For me, when I saw the Venus, I had seen all these objects in medical museums but when you see that—it’s life-size, it looks real, you know it’s not real, but something in you believes it is real anyway. I always say there is a flicking that happens. There is this cognitive dissonance and your brain is just firing off and there is a delightful confusion. This confusion is not delightful for everybody, but for me, I really like that. I think it illustrates that the way we divide the disciplines now are so arbitrary. You know—art and science, spectacle and education—the fact that all these things are unified in that object—that’s what makes her so bizarre.
You say the purpose of the book is to explore the enigma but “also not spoil her charm.”
I don’t want to say so much that she stops being mysterious. I think if I had done a book with no pictures it wouldn’t have worked. There is something about that interplay. Images allow you to be more subjective and affective and deal with more subconscious, unspoken things. What I really want to communicate is what I love about it, which is this mystery and this kind of sucking-you-in-ness of it. I feel like describing it, explaining it, doesn’t do that. It ruins that.
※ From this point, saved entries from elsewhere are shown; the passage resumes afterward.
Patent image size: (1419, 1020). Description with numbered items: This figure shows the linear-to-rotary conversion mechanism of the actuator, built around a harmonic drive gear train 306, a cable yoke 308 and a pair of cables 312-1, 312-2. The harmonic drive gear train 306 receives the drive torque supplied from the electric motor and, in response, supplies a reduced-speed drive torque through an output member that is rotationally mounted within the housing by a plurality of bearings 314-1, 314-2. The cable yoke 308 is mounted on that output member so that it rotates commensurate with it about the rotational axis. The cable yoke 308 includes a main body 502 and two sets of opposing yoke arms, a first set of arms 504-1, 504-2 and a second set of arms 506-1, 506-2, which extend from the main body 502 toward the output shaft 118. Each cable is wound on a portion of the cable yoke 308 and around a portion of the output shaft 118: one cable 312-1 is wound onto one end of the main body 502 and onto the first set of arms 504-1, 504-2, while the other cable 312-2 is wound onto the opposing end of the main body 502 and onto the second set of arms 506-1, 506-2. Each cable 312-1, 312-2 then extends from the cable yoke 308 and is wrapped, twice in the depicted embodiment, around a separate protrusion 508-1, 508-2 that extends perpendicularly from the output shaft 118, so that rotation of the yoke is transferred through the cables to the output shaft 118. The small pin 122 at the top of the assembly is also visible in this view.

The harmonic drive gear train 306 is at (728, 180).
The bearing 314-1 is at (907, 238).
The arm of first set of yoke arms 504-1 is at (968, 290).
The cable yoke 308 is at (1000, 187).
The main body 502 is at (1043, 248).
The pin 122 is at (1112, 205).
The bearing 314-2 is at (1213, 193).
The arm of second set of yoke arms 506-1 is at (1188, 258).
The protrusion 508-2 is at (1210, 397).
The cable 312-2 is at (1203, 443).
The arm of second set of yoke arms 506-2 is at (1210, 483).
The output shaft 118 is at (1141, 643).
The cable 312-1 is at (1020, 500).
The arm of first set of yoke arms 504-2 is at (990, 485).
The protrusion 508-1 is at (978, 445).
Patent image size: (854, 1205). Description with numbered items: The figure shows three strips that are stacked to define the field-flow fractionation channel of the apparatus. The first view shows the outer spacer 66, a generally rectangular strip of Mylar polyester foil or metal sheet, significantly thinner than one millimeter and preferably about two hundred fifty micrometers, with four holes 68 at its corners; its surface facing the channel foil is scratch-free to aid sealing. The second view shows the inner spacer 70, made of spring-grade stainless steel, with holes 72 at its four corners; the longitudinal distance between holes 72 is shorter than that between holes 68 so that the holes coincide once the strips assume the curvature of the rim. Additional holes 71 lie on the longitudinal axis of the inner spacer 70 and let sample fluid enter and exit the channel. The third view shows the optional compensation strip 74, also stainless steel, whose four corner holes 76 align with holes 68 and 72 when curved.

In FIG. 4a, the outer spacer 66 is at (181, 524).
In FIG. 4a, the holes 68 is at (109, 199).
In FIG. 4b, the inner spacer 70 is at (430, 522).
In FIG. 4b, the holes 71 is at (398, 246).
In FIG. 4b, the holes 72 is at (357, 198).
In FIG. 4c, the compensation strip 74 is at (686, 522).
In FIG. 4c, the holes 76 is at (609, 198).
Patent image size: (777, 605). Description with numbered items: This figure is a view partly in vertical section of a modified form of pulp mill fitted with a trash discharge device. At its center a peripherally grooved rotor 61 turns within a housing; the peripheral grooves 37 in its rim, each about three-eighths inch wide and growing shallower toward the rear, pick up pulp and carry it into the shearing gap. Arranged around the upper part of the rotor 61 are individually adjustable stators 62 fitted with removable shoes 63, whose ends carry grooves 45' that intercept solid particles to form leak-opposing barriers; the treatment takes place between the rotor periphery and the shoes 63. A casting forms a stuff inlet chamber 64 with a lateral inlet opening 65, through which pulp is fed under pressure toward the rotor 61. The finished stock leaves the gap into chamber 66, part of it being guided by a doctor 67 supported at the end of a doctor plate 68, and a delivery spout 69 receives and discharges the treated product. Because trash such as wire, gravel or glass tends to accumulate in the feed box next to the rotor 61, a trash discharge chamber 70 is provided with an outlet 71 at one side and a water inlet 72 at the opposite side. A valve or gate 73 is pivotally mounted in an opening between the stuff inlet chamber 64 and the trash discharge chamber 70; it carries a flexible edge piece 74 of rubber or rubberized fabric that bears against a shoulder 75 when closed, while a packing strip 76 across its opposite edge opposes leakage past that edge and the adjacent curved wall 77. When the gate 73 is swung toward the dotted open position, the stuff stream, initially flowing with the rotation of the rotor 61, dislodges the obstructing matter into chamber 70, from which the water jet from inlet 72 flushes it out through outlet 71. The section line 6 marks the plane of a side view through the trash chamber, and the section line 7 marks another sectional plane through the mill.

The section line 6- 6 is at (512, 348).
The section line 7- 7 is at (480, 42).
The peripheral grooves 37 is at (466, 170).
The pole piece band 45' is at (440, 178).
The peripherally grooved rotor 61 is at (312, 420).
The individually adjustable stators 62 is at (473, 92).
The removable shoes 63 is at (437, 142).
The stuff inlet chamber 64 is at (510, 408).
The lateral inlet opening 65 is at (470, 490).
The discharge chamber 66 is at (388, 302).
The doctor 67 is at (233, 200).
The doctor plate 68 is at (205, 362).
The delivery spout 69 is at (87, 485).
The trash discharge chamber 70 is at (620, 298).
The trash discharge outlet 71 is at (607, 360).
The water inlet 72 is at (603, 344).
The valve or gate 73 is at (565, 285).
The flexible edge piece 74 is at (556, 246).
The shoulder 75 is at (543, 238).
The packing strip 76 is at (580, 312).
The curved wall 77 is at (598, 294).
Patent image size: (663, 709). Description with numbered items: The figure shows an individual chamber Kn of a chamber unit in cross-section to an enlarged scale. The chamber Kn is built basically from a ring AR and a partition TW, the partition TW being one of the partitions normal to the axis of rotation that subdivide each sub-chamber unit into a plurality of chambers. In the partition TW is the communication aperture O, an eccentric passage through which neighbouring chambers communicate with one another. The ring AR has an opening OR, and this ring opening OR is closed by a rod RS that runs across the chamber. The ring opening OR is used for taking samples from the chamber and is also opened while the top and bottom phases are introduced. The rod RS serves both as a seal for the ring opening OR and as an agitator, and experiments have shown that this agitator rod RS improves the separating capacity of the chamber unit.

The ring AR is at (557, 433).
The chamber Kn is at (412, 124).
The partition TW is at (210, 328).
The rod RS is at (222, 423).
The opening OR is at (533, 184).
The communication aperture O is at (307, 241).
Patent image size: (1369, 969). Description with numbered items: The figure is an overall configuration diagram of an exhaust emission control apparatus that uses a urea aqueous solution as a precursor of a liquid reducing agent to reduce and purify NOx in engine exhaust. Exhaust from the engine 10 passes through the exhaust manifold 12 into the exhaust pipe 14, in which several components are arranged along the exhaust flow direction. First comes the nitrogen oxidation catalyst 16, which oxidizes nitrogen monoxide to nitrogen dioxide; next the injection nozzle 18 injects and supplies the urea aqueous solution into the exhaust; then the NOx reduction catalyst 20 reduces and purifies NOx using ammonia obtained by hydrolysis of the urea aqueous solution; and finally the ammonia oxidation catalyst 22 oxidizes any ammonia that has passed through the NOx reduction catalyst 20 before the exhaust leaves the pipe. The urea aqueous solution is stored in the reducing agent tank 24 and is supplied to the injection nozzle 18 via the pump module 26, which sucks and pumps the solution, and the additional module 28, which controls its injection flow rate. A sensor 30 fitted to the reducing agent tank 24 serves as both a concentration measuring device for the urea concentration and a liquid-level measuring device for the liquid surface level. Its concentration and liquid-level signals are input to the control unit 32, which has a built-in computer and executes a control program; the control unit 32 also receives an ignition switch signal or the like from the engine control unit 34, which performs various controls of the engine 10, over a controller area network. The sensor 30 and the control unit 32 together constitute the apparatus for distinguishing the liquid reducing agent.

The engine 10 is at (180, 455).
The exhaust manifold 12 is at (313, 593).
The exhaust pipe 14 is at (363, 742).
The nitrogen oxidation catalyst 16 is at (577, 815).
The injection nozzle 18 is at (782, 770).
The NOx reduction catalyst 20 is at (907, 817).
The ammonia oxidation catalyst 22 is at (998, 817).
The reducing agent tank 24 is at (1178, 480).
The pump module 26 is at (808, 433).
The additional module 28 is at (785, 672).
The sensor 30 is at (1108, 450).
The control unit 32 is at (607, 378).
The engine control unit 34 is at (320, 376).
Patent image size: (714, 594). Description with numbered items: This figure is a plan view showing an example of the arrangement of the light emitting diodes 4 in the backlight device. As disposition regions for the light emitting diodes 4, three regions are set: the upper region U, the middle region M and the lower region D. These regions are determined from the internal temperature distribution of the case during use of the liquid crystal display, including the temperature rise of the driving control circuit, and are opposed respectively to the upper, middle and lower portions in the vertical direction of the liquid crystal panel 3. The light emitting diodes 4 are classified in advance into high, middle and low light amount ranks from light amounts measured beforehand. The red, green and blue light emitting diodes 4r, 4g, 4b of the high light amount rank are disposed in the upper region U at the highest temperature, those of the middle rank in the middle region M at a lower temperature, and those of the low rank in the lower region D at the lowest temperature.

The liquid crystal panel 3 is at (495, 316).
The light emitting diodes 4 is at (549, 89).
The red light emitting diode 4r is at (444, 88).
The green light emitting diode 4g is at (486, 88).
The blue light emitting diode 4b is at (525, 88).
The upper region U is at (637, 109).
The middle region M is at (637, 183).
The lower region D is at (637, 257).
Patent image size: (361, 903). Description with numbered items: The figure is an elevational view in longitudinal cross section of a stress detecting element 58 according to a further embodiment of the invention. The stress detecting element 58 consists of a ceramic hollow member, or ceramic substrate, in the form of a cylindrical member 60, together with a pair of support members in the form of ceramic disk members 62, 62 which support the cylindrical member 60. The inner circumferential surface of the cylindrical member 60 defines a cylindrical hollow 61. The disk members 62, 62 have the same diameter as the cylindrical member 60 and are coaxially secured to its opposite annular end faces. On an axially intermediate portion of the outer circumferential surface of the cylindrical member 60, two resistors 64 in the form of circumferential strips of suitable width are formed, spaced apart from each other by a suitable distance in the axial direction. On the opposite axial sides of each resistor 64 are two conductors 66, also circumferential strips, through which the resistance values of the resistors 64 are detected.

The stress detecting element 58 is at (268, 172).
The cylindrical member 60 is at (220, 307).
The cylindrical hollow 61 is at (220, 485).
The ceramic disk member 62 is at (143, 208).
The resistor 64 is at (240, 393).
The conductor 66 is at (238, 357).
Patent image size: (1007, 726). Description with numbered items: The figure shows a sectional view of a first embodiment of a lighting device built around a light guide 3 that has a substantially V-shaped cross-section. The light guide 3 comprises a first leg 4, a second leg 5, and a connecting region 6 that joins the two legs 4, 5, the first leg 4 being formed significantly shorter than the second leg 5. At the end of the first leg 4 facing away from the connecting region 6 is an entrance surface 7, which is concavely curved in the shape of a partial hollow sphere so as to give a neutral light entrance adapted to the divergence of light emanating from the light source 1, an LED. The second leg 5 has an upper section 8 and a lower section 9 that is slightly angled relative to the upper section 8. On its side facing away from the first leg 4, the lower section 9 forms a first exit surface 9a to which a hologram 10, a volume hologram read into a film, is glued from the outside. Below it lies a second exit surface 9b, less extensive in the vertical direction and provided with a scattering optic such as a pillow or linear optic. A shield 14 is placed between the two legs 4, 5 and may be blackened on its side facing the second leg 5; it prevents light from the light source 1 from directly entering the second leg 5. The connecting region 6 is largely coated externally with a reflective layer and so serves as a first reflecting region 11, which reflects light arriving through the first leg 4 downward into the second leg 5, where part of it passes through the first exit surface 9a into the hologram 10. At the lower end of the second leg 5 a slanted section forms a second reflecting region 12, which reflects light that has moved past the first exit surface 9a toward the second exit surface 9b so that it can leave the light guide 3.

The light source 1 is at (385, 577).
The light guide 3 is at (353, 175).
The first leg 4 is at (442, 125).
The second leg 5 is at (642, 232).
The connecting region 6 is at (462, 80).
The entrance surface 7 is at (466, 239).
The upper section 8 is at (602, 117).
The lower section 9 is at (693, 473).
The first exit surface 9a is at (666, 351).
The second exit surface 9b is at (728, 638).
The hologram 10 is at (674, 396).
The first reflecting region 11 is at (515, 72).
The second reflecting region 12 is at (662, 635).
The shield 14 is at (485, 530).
There’s the theme of sensational and educational, that’s also what I find so appealing about the book.
To me that’s the whole Morbid Anatomy Project. I am very, very interested in reuniting the educational with the spectacle. And that’s why originally my concept for doing this book was that it would be more about anatomical museums in general. But then I kept thinking about the Venus and the way people respond to her when they see it. It draws them in a way no other object from the history of medicine does, and through that one object it allows you tell all those stories in a way that’s accessible and interesting and not boring.
What do you hope to accomplish by presenting her in the form of an art book?
My whole life I have liked stuff that no one else likes, that everyone else thinks is creepy and horrible and grotesque. When I visited these objects and photographed them, I really tried to capture their beauty rather than their grotesqueness. Other photos from the series include a taxidermied human head, a human arm. I see them as really beautiful objects that speak of the time they were made; they tell these cultural stories. A lot of people approach them as, “Oh my God, that’s disgusting.” I really want to urge people to see them as beautiful things that tell us really fascinating stories about the past and the present.